Digestivo nº 371 >>>
Não é uma obra-prima a montagem de Senhora dos Afogados, de Nélson Rodrigues, por Antunes Filho — mas é, como diria Paulo Francis, provavelmente o melhor Nélson disponível, sendo, talvez, Antunes Filho, quase octogenário, a última reserva do teatro brasileiro. Como afirmava e reafirmava o mesmo Francis, o texto é de grande poesia — para ele, a maior em Nélson (mas, possivelmente, não maior do que em Álbum de Família) —, Antunes Filho e o Grupo Macunaíma, porém, acrescentaram trechos, criando seqüências inteiras, às vezes alongando cenas, já que o público da televisão (majoritário, ainda hoje) talvez não suporte a tragicidade plena, os desvios comportamentais incuráveis e o destino impiedoso na história da família Drummond. Ler Senhora dos Afogados — como ler as maiores obras-primas de Nélson Rodrigues para teatro — é uma experiência brutal, para quem justamente tem sensibilidade literária — mas, hoje, os espectadores, mesmo no cinema, não suportam a tragédia sem concessões, guardando um riso de canto de boca, para o momento da abertura à comédia, transformando o sério em ridículo e suspendendo toda a gravidade. Nos estertores do pós-modernismo, "tudo é relativo" e nada pode ser completamente "sem saída" — mesmo Nélson Rodrigues; e Antunes Filho, nesta montagem, não foge disso. O núcleo da família Drummond, obviamente, está bem representado, com destaque para a filha remanescente, entre uma mãe corretamente hipnotizada (por vezes, um pouco sonsa) e um pai distante (em algumas situações, um pouco robótico). Rindo na hora errada (é para rir em alguma hora?) e jamais relacionando o que acontece com o seu próprio inconsciente (Nélson tem soado apenas exótico, ultimamente), o público deve ter sustentado a temporada mas não está à altura de um clássico Antunes Filho. Ainda há tempo, contudo, para revisitar Nélson Rodrigues, segundo um de seus mais ardentes representantes.
>>> Senhora dos Afogados
Assisti "Senhora dos Afogados" na última sexta-feira e fico feliz em ver que não sou a única a ficar estupefata com as risadas do público. Uma vez, assistindo a "Toda nudez será castigada", há 10 anos, percebi que o público ria cada vez que ouvia um palavrão (curiosamente, descobri semana passada um texto do NR dentro do "Cabra Vadia" onde ele fala que o brasileiro não resiste a um palavrão... sábias palavras); só que em "Senhora dos Afogados" não há um só palavrão e, como vc bem falou, sequer acho que o público estivesse rindo nervosamente em virtude de algum "insight". Não, eles riam, simplesmente riam... Não conhecia essa citação do Paulo Francis, nem que o Antunes colocou algumas cenas inexistentes (não li "Senhora..."), vou fazer um adendo ao post que escrevi no sábado para complementar.

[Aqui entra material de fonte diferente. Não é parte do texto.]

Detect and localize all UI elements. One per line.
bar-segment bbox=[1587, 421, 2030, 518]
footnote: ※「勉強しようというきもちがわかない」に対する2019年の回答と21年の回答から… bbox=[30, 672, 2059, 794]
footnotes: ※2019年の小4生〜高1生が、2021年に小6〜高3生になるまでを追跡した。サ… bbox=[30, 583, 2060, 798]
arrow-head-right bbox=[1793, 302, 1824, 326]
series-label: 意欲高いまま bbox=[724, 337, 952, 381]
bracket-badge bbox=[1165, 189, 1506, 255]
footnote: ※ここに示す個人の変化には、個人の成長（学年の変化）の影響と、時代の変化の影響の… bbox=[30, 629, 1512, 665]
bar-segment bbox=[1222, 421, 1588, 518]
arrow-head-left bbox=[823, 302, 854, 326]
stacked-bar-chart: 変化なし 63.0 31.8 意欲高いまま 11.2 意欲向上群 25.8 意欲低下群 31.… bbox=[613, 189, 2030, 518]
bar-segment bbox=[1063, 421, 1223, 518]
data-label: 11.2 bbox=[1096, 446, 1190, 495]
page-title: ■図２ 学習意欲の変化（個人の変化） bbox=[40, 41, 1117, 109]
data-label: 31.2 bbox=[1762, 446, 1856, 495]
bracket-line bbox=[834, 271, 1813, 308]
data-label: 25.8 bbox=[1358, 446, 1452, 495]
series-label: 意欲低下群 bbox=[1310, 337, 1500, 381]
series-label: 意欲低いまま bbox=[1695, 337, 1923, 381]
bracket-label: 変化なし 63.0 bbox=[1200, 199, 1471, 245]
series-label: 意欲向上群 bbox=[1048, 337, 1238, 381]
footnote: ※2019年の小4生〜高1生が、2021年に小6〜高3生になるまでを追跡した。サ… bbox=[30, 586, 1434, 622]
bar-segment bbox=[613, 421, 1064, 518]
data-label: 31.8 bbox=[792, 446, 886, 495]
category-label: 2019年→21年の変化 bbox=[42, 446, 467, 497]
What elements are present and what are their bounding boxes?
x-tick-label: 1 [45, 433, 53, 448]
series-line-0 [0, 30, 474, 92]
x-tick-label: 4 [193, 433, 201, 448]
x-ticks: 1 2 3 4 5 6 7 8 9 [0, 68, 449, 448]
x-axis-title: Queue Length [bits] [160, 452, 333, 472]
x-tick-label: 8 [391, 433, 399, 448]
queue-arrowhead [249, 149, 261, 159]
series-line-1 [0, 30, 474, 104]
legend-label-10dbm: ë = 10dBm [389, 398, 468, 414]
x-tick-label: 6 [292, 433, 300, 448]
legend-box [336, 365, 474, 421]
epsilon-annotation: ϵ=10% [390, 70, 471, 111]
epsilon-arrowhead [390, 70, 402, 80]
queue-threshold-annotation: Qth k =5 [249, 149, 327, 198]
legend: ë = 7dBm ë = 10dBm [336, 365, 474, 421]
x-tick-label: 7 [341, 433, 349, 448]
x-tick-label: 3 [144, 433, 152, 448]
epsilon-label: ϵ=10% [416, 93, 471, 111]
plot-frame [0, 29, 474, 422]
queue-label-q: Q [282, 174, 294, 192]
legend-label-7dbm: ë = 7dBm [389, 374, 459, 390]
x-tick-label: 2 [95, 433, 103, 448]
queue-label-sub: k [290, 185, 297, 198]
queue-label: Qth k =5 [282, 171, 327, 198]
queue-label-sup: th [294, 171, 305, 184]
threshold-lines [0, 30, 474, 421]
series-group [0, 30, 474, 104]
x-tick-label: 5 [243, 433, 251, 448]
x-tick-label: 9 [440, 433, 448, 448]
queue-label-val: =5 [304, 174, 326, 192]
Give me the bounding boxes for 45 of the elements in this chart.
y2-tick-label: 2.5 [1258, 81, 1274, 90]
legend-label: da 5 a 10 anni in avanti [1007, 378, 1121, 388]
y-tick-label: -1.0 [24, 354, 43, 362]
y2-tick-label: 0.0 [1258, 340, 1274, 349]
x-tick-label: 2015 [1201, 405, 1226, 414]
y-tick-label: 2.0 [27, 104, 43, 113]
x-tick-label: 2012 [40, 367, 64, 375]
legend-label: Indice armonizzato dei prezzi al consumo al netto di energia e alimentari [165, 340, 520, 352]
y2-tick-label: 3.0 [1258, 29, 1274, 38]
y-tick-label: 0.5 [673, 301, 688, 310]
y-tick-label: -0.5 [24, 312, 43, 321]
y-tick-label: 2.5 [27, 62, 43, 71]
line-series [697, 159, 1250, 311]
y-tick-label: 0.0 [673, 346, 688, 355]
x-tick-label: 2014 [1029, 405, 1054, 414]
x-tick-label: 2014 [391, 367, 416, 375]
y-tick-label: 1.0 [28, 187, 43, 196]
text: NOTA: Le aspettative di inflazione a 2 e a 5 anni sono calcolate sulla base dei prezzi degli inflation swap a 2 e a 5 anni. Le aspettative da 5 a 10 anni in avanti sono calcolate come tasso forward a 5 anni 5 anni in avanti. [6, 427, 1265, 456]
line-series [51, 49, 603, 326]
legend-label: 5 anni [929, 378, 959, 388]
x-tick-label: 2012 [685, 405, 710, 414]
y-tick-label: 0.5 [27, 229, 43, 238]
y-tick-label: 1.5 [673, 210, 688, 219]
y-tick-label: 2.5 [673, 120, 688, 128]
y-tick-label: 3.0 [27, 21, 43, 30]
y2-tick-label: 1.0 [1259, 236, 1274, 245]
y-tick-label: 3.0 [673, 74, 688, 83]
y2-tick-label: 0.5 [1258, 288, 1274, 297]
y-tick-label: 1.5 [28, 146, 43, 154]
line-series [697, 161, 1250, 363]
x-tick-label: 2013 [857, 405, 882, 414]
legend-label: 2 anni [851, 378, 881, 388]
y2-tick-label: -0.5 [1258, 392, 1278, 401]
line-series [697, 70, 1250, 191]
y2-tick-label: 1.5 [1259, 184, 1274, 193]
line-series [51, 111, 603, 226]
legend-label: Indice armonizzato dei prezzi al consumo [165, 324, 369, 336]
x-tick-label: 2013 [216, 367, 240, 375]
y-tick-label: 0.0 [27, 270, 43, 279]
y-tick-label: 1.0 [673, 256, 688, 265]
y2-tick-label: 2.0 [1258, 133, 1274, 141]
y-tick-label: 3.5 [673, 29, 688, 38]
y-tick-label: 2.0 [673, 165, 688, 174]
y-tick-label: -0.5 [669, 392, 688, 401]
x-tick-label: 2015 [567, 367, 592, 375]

Também senti o mesmo alívio da Flávia. Saí da peça me achando completamente burro: do que as pessoas riam? Será que não houve equívoco da montagem ao tentar misturar comédia e drama? Para mim, o resultado não foi dos melhores. A interpretação do núcleo familiar, de toda sorte, salva a apresentação (principalmente a atriz que interpreta Moema).
Antunes Filho é o grande responsável pela consagração post-mortem de Nelson com "Paraíso Zona-Norte" e "Nelson 2 Rodrigues". Tenho certeza de que ele deve ter feito um grande trabalho. Não tive o prazer de ver a montagem, mas creio que ele deve ter colocado de forma criativa toda a densidade e tragicidade que o texto exige.